FOOTBALL INJURY:  A college student playing in an intercollegiate football game had his lawsuit dismissed because he voluntarily consented to the risks inherent in playing football ( Butchello vs Herberger).


CHASING CARS?  Plaintiff, who was running behind a rolling car in an attempt to stop the vehicle, was struck and injured.  The Fourth Department affirmed summary judgment to defendants, who allegedly parked the vehicle on a incline.  In short, the court said that defendants' alleged negligence was not the proximate cause of the accident because it did not cause plaintiff, "who was in a safe position," to chase after the run-away vehicle ( Kilmer vs Mastropietro, et al.).


TMJ VERDICT:  Plaintiff aggravated her previously asymptomatic TMJ condition in an accident, required a bilateral TMJ arthroplasty and was not able to open her mouth and/or required it to be wired shut for nearly three years.  She also developed complex regional pain syndrome in her mouth.  Plaintiff was awarded $200,000 for past pain and suffering, $100,000 for future pain and suffering and $125,000 for future medical expenses.  The trial court increased those amounts to $300,000 for past pain and suffering, $600,000 for future pain and suffering and $207,000 for future medical expenses.  In total, the award was increased by $682,000 and affirmed by the Fourth Department ( Castro vs Professional Golf Services, Inc.).


SPEEDING GOLF CARTS:  Defendants were entitled to summary judgment on plaintiff's claim that he was injured while riding a golf cart that was being operated on an excessively steep and winding cart path.  In affirming summary judgment, the Fourth Department said that plaintiff was an experienced golfer who had played that particular hole previously; that she knew it had rained night before; and that she was aware that leaves and other litter may collect on the cart path ( Kirby vs Drumlins, Inc.).


LABOR LAW:  Plaintiff was injured as he was replacing a sewer pipe in a building's basement.  The pipe was seven to eight feet long and weighed between sixty and eighty pounds.  Defendants were able to get the Labor Law action dismissed because the pipe was only one foot above plaintiff's head and was always within reach.  As a result, the height differential between the pipe and plaintiff was considered "de minimis" ( Kuhn vs Giovanniello).


LABOR LAW, PART II: 
Plaintiff was using an A-frame ladder when he received an electrical shock, fell from the ladder and sustained injuries.  The Court of Appeals reversed the Appellate Division and ordered that plaintiff's motion for summary judgment be denied.  There were questions of fact as to whether the ladder failed to provide proper protection and whether plaintiff should have been provided with other safety devices (Nazario vs 222 Broadway, LLC).

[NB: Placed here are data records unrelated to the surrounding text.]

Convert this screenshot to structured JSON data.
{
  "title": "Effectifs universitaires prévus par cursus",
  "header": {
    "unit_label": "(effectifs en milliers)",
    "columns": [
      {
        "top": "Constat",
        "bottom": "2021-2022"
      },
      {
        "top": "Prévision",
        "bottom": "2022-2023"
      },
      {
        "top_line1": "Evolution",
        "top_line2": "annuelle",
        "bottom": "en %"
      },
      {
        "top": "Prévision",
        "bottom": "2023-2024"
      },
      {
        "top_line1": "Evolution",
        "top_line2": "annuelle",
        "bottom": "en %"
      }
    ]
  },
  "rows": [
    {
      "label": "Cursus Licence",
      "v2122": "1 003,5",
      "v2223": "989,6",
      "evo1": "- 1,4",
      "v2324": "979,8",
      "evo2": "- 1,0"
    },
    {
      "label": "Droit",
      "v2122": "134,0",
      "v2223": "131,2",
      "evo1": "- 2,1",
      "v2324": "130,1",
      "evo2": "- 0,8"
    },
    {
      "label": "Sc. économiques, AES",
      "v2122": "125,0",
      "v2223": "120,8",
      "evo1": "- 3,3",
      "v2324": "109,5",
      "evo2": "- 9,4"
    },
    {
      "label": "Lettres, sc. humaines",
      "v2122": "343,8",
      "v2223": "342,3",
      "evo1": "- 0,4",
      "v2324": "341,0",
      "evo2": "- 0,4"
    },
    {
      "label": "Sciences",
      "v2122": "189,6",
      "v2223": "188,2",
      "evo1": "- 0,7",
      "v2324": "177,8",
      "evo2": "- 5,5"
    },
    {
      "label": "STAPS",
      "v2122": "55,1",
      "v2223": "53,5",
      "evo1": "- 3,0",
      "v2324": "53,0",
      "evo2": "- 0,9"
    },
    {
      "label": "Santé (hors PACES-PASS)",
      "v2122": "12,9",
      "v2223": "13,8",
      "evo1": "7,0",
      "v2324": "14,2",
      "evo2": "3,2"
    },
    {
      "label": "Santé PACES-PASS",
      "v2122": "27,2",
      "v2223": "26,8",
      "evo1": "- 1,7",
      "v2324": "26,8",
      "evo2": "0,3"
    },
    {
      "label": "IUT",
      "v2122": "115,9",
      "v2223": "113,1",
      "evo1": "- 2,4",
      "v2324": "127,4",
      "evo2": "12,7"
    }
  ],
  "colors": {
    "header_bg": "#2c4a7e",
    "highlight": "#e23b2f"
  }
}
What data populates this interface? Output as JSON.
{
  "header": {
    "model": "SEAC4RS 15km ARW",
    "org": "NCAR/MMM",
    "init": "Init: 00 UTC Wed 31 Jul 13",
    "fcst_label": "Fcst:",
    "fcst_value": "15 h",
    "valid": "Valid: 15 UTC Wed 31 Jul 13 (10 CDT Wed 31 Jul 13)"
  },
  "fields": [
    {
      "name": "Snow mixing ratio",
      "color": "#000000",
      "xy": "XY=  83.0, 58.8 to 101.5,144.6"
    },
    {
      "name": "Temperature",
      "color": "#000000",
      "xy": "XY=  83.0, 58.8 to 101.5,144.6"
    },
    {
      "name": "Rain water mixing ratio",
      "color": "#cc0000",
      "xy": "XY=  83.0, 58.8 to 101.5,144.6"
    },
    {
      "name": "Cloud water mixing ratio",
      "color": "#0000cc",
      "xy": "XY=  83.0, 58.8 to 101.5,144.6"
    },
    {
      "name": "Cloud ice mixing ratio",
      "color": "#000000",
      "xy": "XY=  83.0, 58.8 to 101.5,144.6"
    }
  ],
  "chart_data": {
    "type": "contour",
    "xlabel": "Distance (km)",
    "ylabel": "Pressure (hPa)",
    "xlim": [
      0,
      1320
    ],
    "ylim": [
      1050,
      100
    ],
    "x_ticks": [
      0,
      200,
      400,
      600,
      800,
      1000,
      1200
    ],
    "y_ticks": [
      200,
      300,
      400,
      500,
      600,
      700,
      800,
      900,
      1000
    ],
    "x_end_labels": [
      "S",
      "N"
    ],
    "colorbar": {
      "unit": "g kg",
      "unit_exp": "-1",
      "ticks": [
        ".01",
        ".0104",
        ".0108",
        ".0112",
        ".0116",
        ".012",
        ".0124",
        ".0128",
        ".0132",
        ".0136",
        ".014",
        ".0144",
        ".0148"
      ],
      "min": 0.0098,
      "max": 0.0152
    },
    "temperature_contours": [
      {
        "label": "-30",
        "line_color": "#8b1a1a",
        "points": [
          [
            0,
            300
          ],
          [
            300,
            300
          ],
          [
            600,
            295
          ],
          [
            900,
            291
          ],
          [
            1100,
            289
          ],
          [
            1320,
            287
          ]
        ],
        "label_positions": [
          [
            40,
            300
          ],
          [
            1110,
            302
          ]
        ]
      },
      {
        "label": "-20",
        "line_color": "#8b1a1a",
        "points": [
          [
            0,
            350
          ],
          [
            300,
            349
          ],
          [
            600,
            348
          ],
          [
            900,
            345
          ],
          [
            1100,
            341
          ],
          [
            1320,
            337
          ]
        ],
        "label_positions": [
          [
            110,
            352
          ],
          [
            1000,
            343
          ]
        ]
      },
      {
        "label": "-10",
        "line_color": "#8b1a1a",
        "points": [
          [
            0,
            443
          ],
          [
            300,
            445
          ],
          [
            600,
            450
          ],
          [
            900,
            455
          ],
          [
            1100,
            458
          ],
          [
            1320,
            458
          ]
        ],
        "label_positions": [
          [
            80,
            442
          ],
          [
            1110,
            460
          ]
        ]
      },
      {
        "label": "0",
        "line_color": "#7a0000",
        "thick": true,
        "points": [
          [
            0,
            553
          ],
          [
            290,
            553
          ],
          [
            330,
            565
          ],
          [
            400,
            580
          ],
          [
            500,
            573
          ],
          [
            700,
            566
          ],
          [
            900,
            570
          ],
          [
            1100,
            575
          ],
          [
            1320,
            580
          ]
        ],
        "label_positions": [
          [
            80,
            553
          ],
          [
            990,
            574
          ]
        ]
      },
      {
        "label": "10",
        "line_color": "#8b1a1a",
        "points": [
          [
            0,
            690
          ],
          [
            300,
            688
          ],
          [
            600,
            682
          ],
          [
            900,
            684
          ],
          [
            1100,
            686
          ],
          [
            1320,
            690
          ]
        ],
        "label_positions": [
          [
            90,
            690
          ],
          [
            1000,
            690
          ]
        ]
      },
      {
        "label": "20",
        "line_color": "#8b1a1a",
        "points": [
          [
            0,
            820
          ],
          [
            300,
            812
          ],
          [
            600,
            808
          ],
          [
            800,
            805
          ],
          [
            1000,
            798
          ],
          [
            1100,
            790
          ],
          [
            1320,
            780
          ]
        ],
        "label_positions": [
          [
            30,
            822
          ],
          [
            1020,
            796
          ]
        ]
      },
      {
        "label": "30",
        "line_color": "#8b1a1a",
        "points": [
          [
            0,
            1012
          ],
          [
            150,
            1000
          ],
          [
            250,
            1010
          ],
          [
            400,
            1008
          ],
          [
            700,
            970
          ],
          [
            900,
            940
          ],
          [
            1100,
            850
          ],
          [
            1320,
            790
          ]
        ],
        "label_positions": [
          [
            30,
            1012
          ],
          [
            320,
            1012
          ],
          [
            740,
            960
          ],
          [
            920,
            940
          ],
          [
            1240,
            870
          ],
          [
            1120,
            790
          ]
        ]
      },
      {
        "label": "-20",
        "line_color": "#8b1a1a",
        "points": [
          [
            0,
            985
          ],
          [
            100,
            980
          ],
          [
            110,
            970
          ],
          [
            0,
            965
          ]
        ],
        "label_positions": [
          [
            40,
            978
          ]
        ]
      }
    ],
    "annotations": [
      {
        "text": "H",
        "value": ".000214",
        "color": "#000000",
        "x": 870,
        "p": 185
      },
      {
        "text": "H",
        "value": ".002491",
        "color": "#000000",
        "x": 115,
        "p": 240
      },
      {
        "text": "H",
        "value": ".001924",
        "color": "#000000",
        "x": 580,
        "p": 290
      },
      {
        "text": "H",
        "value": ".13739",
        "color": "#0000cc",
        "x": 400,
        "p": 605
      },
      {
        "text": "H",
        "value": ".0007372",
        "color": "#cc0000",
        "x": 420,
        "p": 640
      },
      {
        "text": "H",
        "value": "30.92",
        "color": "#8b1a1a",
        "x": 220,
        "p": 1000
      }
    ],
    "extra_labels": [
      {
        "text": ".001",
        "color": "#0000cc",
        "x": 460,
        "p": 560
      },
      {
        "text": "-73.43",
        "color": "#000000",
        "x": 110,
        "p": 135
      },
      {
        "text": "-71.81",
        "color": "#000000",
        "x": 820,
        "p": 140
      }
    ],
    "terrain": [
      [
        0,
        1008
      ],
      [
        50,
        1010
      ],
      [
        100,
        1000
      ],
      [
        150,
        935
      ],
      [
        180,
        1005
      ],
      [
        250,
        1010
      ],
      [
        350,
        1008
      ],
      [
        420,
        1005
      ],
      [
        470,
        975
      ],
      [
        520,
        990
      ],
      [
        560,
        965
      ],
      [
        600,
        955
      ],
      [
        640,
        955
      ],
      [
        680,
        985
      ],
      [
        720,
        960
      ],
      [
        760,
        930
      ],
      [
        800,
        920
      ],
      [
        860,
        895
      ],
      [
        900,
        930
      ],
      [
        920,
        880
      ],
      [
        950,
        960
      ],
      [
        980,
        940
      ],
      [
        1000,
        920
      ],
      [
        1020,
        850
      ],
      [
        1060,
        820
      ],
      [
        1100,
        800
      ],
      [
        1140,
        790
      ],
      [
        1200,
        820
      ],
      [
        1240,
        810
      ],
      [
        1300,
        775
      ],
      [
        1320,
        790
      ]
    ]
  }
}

SOLE PROXIMATE CAUSE:  Plaintiff injured his hand while operating a hydraulic flatbed truck.  He sued a local municipality whose employees were delivered wood chips to his house.  The Third Department awarded the municipality summary judgment, and stated that it was reluctant to extend impose liability for failure to control the conduct of others (i.e., plaintiff).   In sum, the appellate court said that plaintiff's actions were the sole proximate cause of his accident (Barone vs Town of New Scotland). 


DEFENSE VERDICT: Plaintiff was injured after falling 18 feet while dancing on an Art Exhibit at defendants' art festival. She climbed to the top of an art installation and begun to dance on it. When other people reached the top and started dancing, she fell off. In upholding the jury's decision that defendants did not breach its duty to maintain the Drop in a reasonably safe condition, the First Department held that Jury's decision was based on a reasonable interpretation of the evidence (Solomon vs City of New York ).